Has the current macroeconomic environment affected your strategy and the way that you and other VCs invest?
Joanna: No, it hasn’t affected our strategy and we continue to invest at pace. We know that great companies are born out of challenging markets like this because they need to be scrappy to succeed and because people have more needs that they can address. From our perspective, we think it’s a very good time for pre-seed and seed investors like us. Not only are great companies being born, we’re confident that by the time our portfolio companies mature, the economy will be in a very different place.
Although we’re definitely seeing a slow down in valuation hype, we’ve been pretty disciplined on that front so that hasn’t impacted us too much. But we are seeing rounds take a bit longer.

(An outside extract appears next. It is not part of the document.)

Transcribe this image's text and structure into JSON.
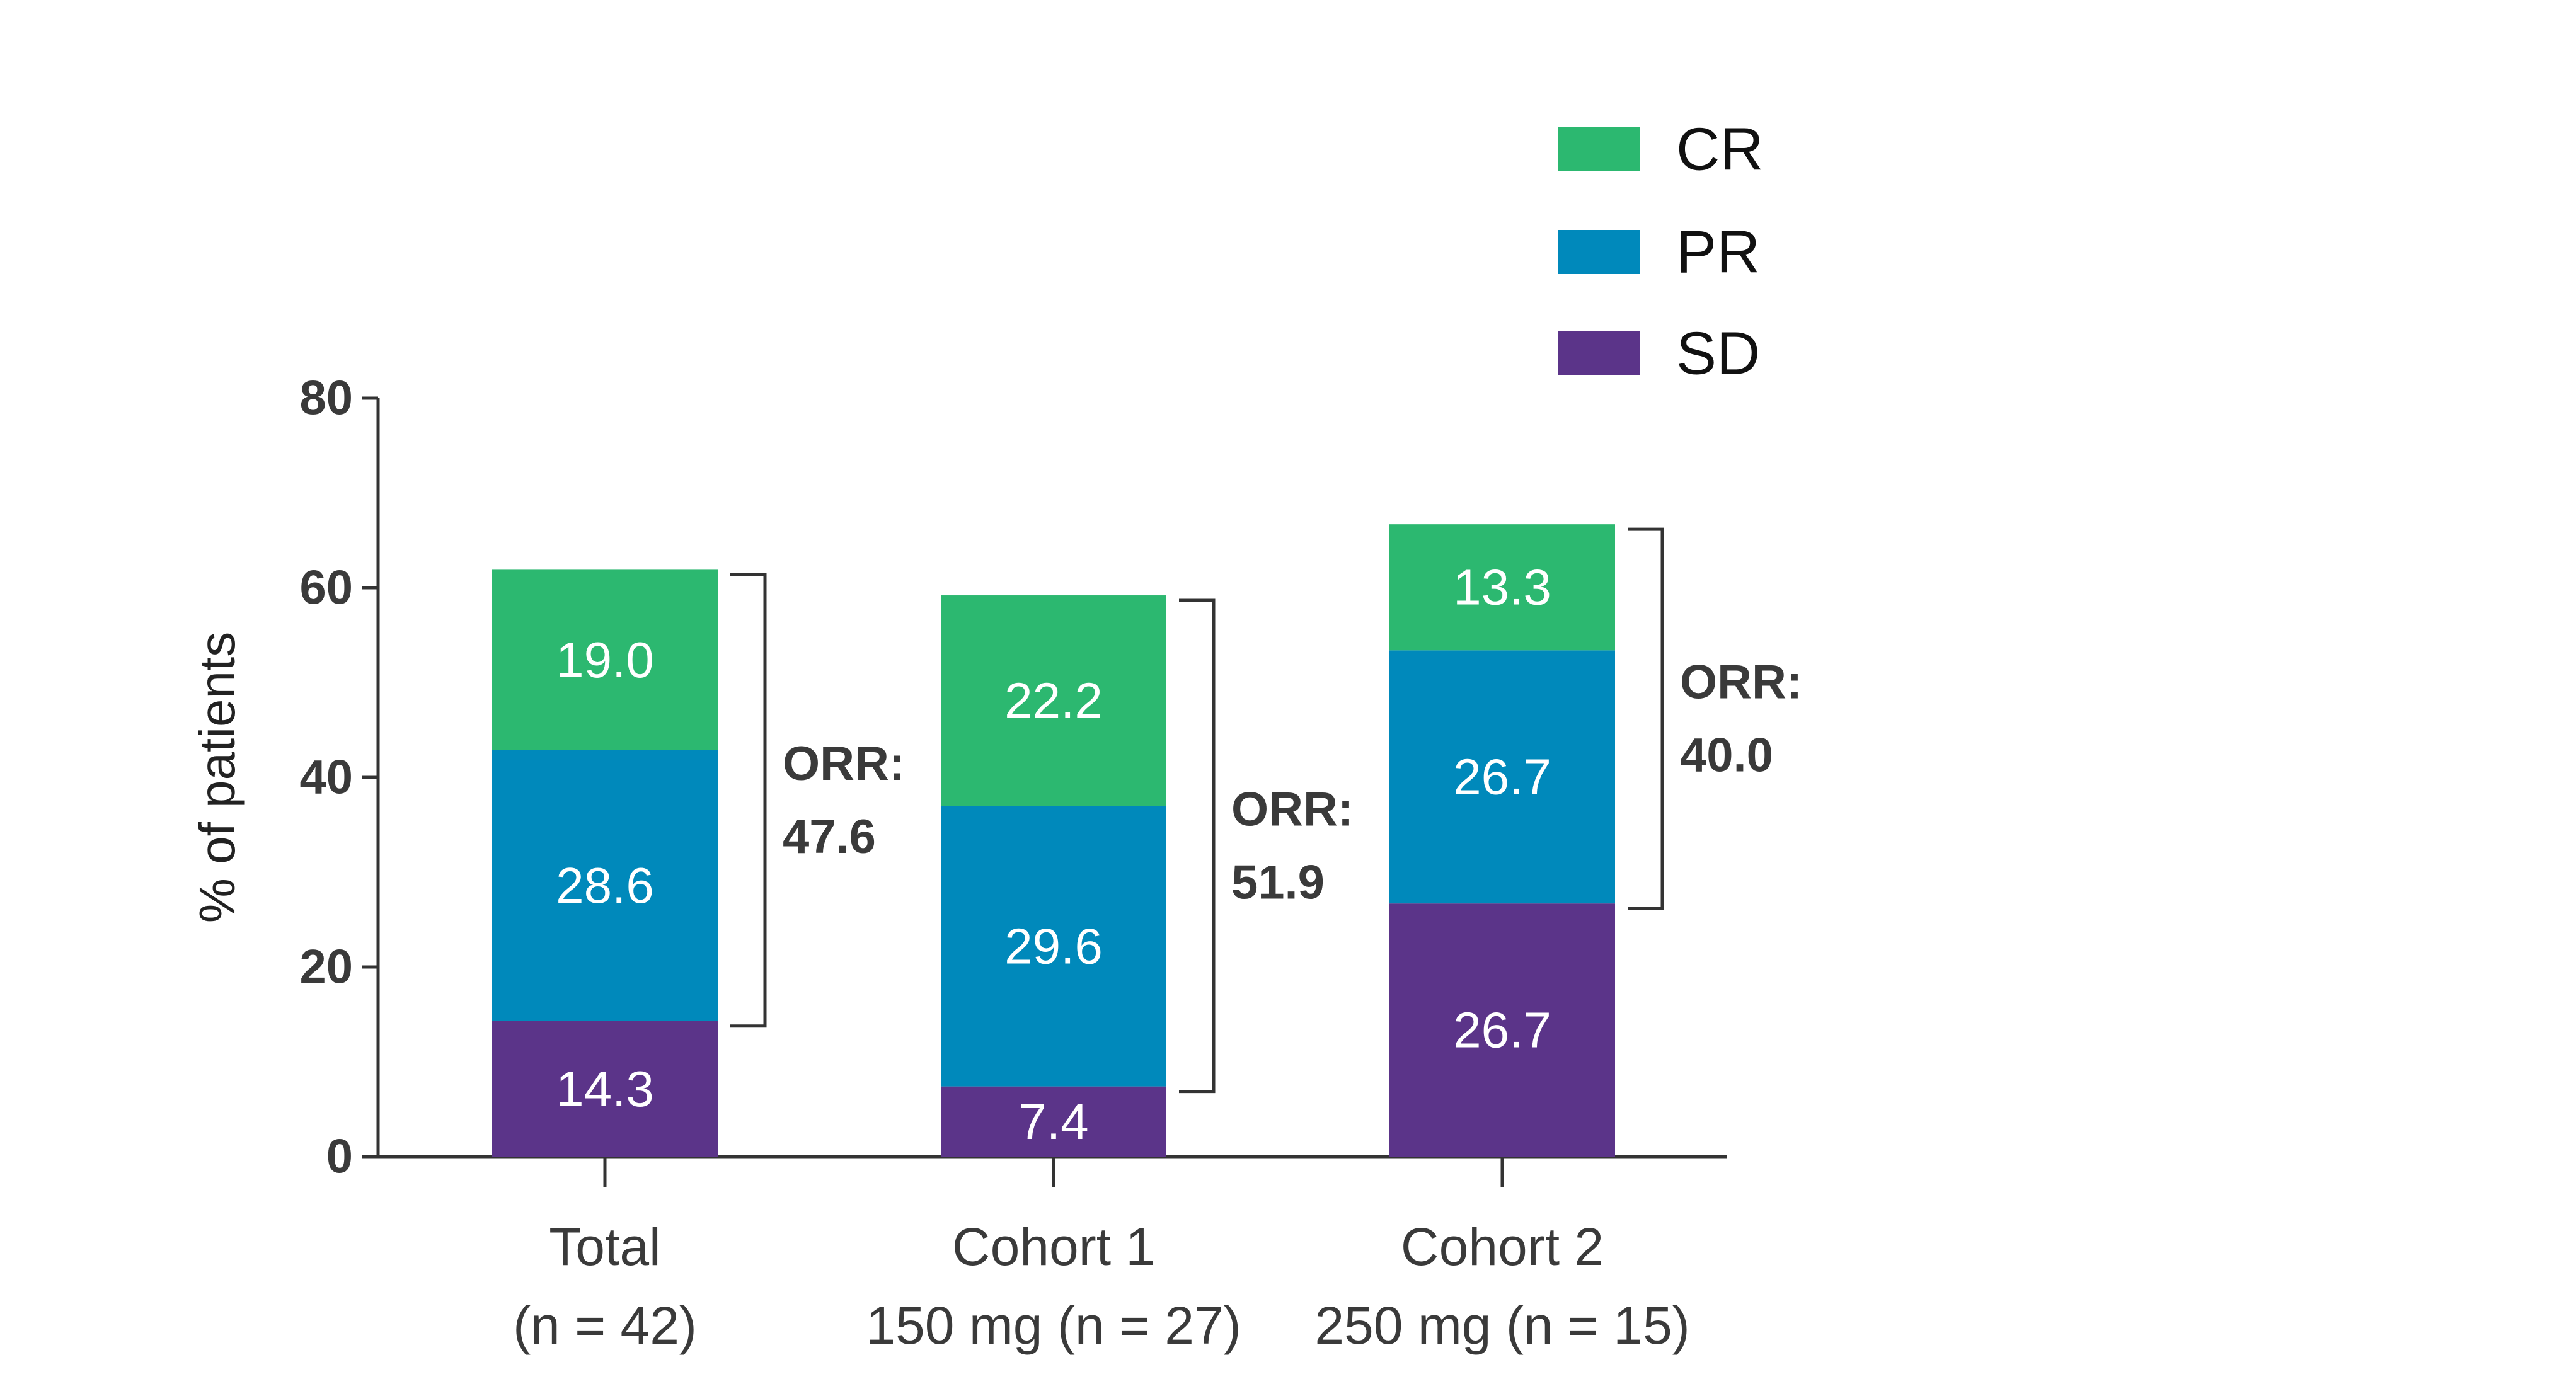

And companies that just raised a successful pre-seed or seed round want to raise again to extend their runway to 36 months so that they have more time to hit their milestones. We’re also seeing a lot of companies that raised at really high valuations last year open up new rounds this year at that same valuation to try to buy more runway. And we’re seeing Series A benchmarks go up. If a million in annual recurring revenue was the threshold last year, it’s $2-$3 million this year. There’s just a lot more scrutiny from investors which is why things are taking longer.
A female-led VC firm is rare. From your perspective, what challenges do women face as investors and entrepreneurs in industries that are predominantly led by men? Are we making progress on that front?

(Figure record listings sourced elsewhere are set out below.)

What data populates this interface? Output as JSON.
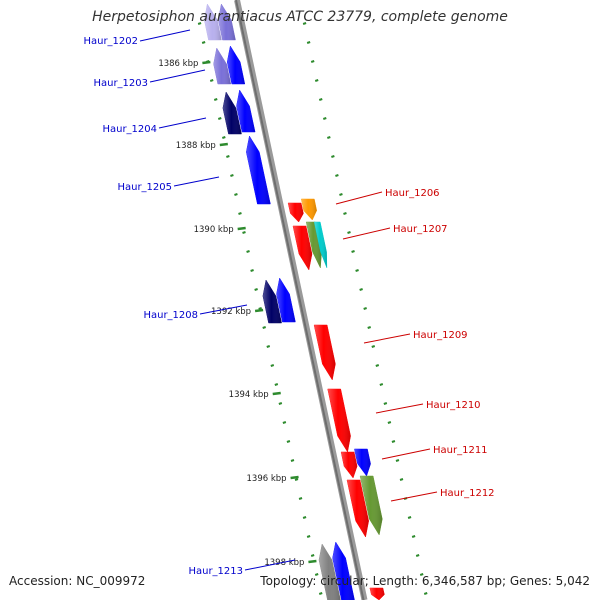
{
  "title": "Herpetosiphon aurantiacus ATCC 23779, complete genome",
  "footer": {
    "accession_label": "Accession:",
    "accession": "NC_009972",
    "topology_label": "Topology:",
    "topology": "circular",
    "length_label": "Length:",
    "length": "6,346,587 bp",
    "genes_label": "Genes:",
    "genes": "5,042"
  },
  "colors": {
    "backbone": "#808080",
    "tick": "#2e8b2e",
    "forward_label": "#0000cc",
    "reverse_label": "#cc0000",
    "dark_navy": "#000066",
    "blue": "#0000ff",
    "lavender": "#7a70d8",
    "pale_lavender": "#b8b0ee",
    "red": "#ff0000",
    "orange": "#ff9900",
    "cyan": "#00cccc",
    "olive": "#669933",
    "gray": "#808080"
  },
  "ticks": [
    "1386 kbp",
    "1388 kbp",
    "1390 kbp",
    "1392 kbp",
    "1394 kbp",
    "1396 kbp",
    "1398 kbp"
  ],
  "genes": {
    "forward": [
      {
        "name": "Haur_1202"
      },
      {
        "name": "Haur_1203"
      },
      {
        "name": "Haur_1204"
      },
      {
        "name": "Haur_1205"
      },
      {
        "name": "Haur_1208"
      },
      {
        "name": "Haur_1213"
      }
    ],
    "reverse": [
      {
        "name": "Haur_1206"
      },
      {
        "name": "Haur_1207"
      },
      {
        "name": "Haur_1209"
      },
      {
        "name": "Haur_1210"
      },
      {
        "name": "Haur_1211"
      },
      {
        "name": "Haur_1212"
      }
    ]
  }
}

Kelly: Just four percent of VC firms are led by women and only two percent of VC funding goes to female founders. Even less goes to other underrepresented individuals. That’s pretty astounding when you consider this is an industry that values lived experiences and big markets.
Unfortunately, venture capital loves pattern matching, and the pattern over the past few decades has been predominantly male and white. We’re working to change the founder and funder archetype. And while we’re thankful to be in a position to do so, the truth is that we’ve got a long way to go. One of our biggest fears in a market like this is that while we and other founders and investors have been making progress on the diversity front, the pendulum could easily swing back. If times are tough, people might revert back to what they perceive as safe archetypes, thus erasing the progress we’ve been making.

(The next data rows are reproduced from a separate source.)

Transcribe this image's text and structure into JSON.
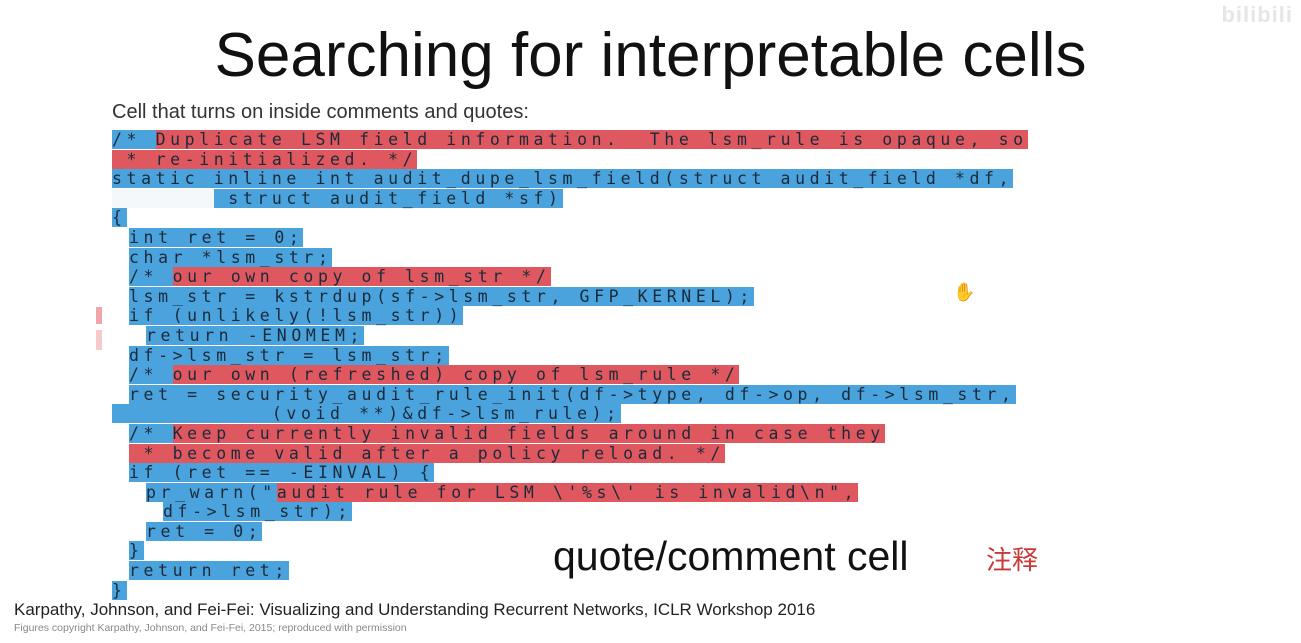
{
  "slide": {
    "title": "Searching for  interpretable cells",
    "subtitle": "Cell that turns on inside comments and quotes:",
    "label": "quote/comment cell",
    "handnote": "注释",
    "watermark": "bilibili",
    "citation": "Karpathy, Johnson, and Fei-Fei: Visualizing and Understanding Recurrent Networks, ICLR Workshop 2016",
    "copyright": "Figures copyright Karpathy, Johnson, and Fei-Fei, 2015; reproduced with permission"
  },
  "colors": {
    "cell_on": "#e0585f",
    "cell_off": "#4aa3dc",
    "neutral": "#f4f8fb"
  },
  "code_lines": [
    {
      "indent": 0,
      "segments": [
        {
          "text": "/* ",
          "c": "b"
        },
        {
          "text": "Duplicate LSM field information.  The lsm_rule is opaque, so",
          "c": "r"
        }
      ]
    },
    {
      "indent": 0,
      "segments": [
        {
          "text": " * re-initialized. */",
          "c": "r"
        }
      ]
    },
    {
      "indent": 0,
      "segments": [
        {
          "text": "static inline int audit_dupe_lsm_field(struct audit_field *df,",
          "c": "b"
        }
      ]
    },
    {
      "indent": 0,
      "segments": [
        {
          "text": "       ",
          "c": "w"
        },
        {
          "text": " struct audit_field *sf)",
          "c": "b"
        }
      ]
    },
    {
      "indent": 0,
      "segments": [
        {
          "text": "{",
          "c": "b"
        }
      ]
    },
    {
      "indent": 1,
      "segments": [
        {
          "text": "int ret = 0;",
          "c": "b"
        }
      ]
    },
    {
      "indent": 1,
      "segments": [
        {
          "text": "char *lsm_str;",
          "c": "b"
        }
      ]
    },
    {
      "indent": 1,
      "segments": [
        {
          "text": "/* ",
          "c": "b"
        },
        {
          "text": "our own copy of lsm_str */",
          "c": "r"
        }
      ]
    },
    {
      "indent": 1,
      "segments": [
        {
          "text": "lsm_str = kstrdup(sf->lsm_str, GFP_KERNEL);",
          "c": "b"
        }
      ]
    },
    {
      "indent": 1,
      "segments": [
        {
          "text": "if (unlikely(!lsm_str))",
          "c": "b"
        }
      ]
    },
    {
      "indent": 2,
      "segments": [
        {
          "text": "return -ENOMEM;",
          "c": "b"
        }
      ]
    },
    {
      "indent": 1,
      "segments": [
        {
          "text": "df->lsm_str = lsm_str;",
          "c": "b"
        }
      ]
    },
    {
      "indent": 1,
      "segments": [
        {
          "text": "/* ",
          "c": "b"
        },
        {
          "text": "our own (refreshed) copy of lsm_rule */",
          "c": "r"
        }
      ]
    },
    {
      "indent": 1,
      "segments": [
        {
          "text": "ret = security_audit_rule_init(df->type, df->op, df->lsm_str,",
          "c": "b"
        }
      ]
    },
    {
      "indent": 0,
      "segments": [
        {
          "text": "           (void **)&df->lsm_rule);",
          "c": "b"
        }
      ]
    },
    {
      "indent": 1,
      "segments": [
        {
          "text": "/* ",
          "c": "b"
        },
        {
          "text": "Keep currently invalid fields around in case they",
          "c": "r"
        }
      ]
    },
    {
      "indent": 1,
      "segments": [
        {
          "text": " * become valid after a policy reload. */",
          "c": "r"
        }
      ]
    },
    {
      "indent": 1,
      "segments": [
        {
          "text": "if (ret == -EINVAL) {",
          "c": "b"
        }
      ]
    },
    {
      "indent": 2,
      "segments": [
        {
          "text": "pr_warn(\"",
          "c": "b"
        },
        {
          "text": "audit rule for LSM \\'%s\\' is invalid\\n\",",
          "c": "r"
        }
      ]
    },
    {
      "indent": 3,
      "segments": [
        {
          "text": "df->lsm_str);",
          "c": "b"
        }
      ]
    },
    {
      "indent": 2,
      "segments": [
        {
          "text": "ret = 0;",
          "c": "b"
        }
      ]
    },
    {
      "indent": 1,
      "segments": [
        {
          "text": "}",
          "c": "b"
        }
      ]
    },
    {
      "indent": 1,
      "segments": [
        {
          "text": "return ret;",
          "c": "b"
        }
      ]
    },
    {
      "indent": 0,
      "segments": [
        {
          "text": "}",
          "c": "b"
        }
      ]
    }
  ]
}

So we feel a lot of responsibility to outperform. We want to generate top decile returns to show that diversity isn’t a gimmick or just a nice-to-have, but rather a true performance advantage. The good news is that the data we have already supports that.
What advice would you offer other investors and entrepreneurs?
Joanna: Just to try everything for yourself and not be afraid to do something different if you really have conviction. That’s how you get to diversity in thought, leadership, and people that we should all be striving for.